Such a cool idea: a 1 km diameter exoplanet telescope lens built from self-assembling subunits could image other worlds with incredible detail.
With the recent SpaceX Starship orbital flight tests, it is time to commit to building the largest physically possible space telescope. Such a telescope would peer deeper into the universe than any before it, answering fundamental questions: are we alone? What do Earth-like exoplanets around other stars look like? How did we get here? What weird stuff awaits discovery? Where is the limit on human ambition to know what is in our universe? The Monster Scope answers these questions. Monster, because of its enormous scale, grotesque in its ambition. Monster, from the Latin root meaning a revealed thing. And monster, because through it we may be able to study not just the rocks and land masses but possibly lifeforms, both monstrous and marvelous, on distant planets.
When we look up into the night sky, we see thousands of stars. Most of them, visible to our weak and poorly-evolved eyes, are either exceptionally close or exceptionally bright. Along with the starlight that passes each moment through our corneas onto our retinas, its brother and sister photons splash uselessly onto the skin of our face, the ground around our feet, and the rest of the entire planet.

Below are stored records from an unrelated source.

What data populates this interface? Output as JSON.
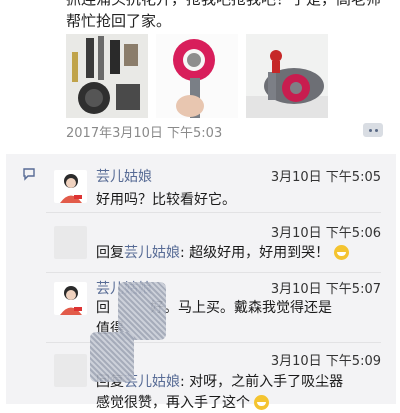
{
  "post": {
    "text": "抓连涌头抗花开，抢我吧抢我吧！于是，高老师帮忙抢回了家。",
    "timestamp": "2017年3月10日 下午5:03",
    "photos": [
      "dyson-products-photo",
      "hair-dryer-in-hand-photo",
      "hair-dryer-with-figurine-photo"
    ]
  },
  "comments": [
    {
      "name": "芸儿姑娘",
      "time": "3月10日 下午5:05",
      "text": "好用吗？比较看好它。"
    },
    {
      "time": "3月10日 下午5:06",
      "reply_word": "回复",
      "reply_target": "芸儿姑娘",
      "text": ": 超级好用，好用到哭！"
    },
    {
      "name": "芸儿姑娘",
      "time": "3月10日 下午5:07",
      "line1_start": "回",
      "line1_end": "好。马上买。戴森我觉得还是",
      "line2": "值得"
    },
    {
      "time": "3月10日 下午5:09",
      "reply_word": "回复",
      "reply_target": "芸儿姑娘",
      "text": ": 对呀，之前入手了吸尘器",
      "line2": "感觉很赞，再入手了这个"
    }
  ],
  "colors": {
    "name_link": "#576b95",
    "panel_bg": "#f3f3f5"
  }
}
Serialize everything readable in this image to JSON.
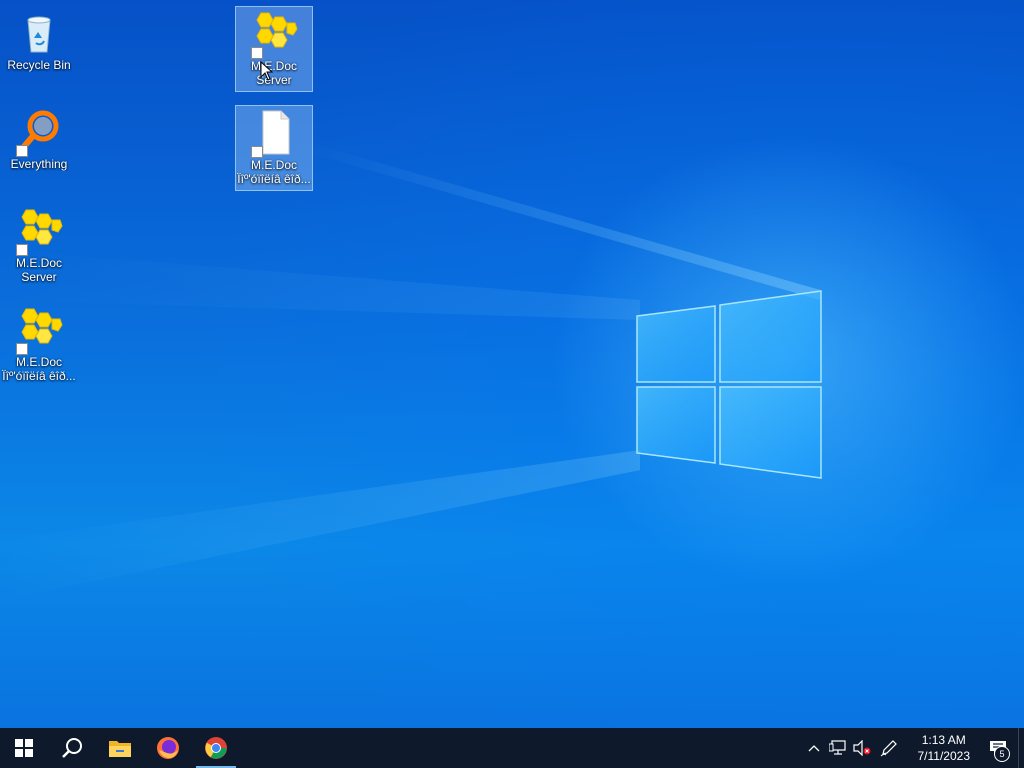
{
  "desktop": {
    "icons": [
      {
        "label": "Recycle Bin",
        "icon": "recycle-bin-icon"
      },
      {
        "label": "Everything",
        "icon": "everything-search-icon"
      },
      {
        "label": "M.E.Doc Server",
        "icon": "medoc-icon"
      },
      {
        "label": "M.E.Doc Ïîº'óïîëíâ êîð...",
        "icon": "medoc-icon"
      },
      {
        "label": "M.E.Doc Server",
        "icon": "medoc-icon",
        "selected": true
      },
      {
        "label": "M.E.Doc Ïîº'óïîëíâ êîð...",
        "icon": "blank-file-icon",
        "selected": true
      }
    ]
  },
  "taskbar": {
    "apps": [
      "start-icon",
      "search-icon",
      "file-explorer-icon",
      "firefox-icon",
      "chrome-icon"
    ],
    "active_app": "chrome-icon"
  },
  "tray": {
    "time": "1:13 AM",
    "date": "7/11/2023",
    "notification_count": "5"
  },
  "colors": {
    "taskbar": "#0e1a2b",
    "medoc_yellow": "#ffd800",
    "accent": "#76b9ed"
  }
}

A telescope gathers this wasted light and corrals it into exquisitely sensitive instruments, extracting more of the ambient information that otherwise flows unseen and unstudied around us. The larger the telescope, the smaller and fainter the things it can see. Our pupils are but a few millimeters across, while the James Webb Space Telescope (JWST), one thousand times larger, can see objects millions of times fainter. For telescopes, a simple rule applies: the bigger, the better!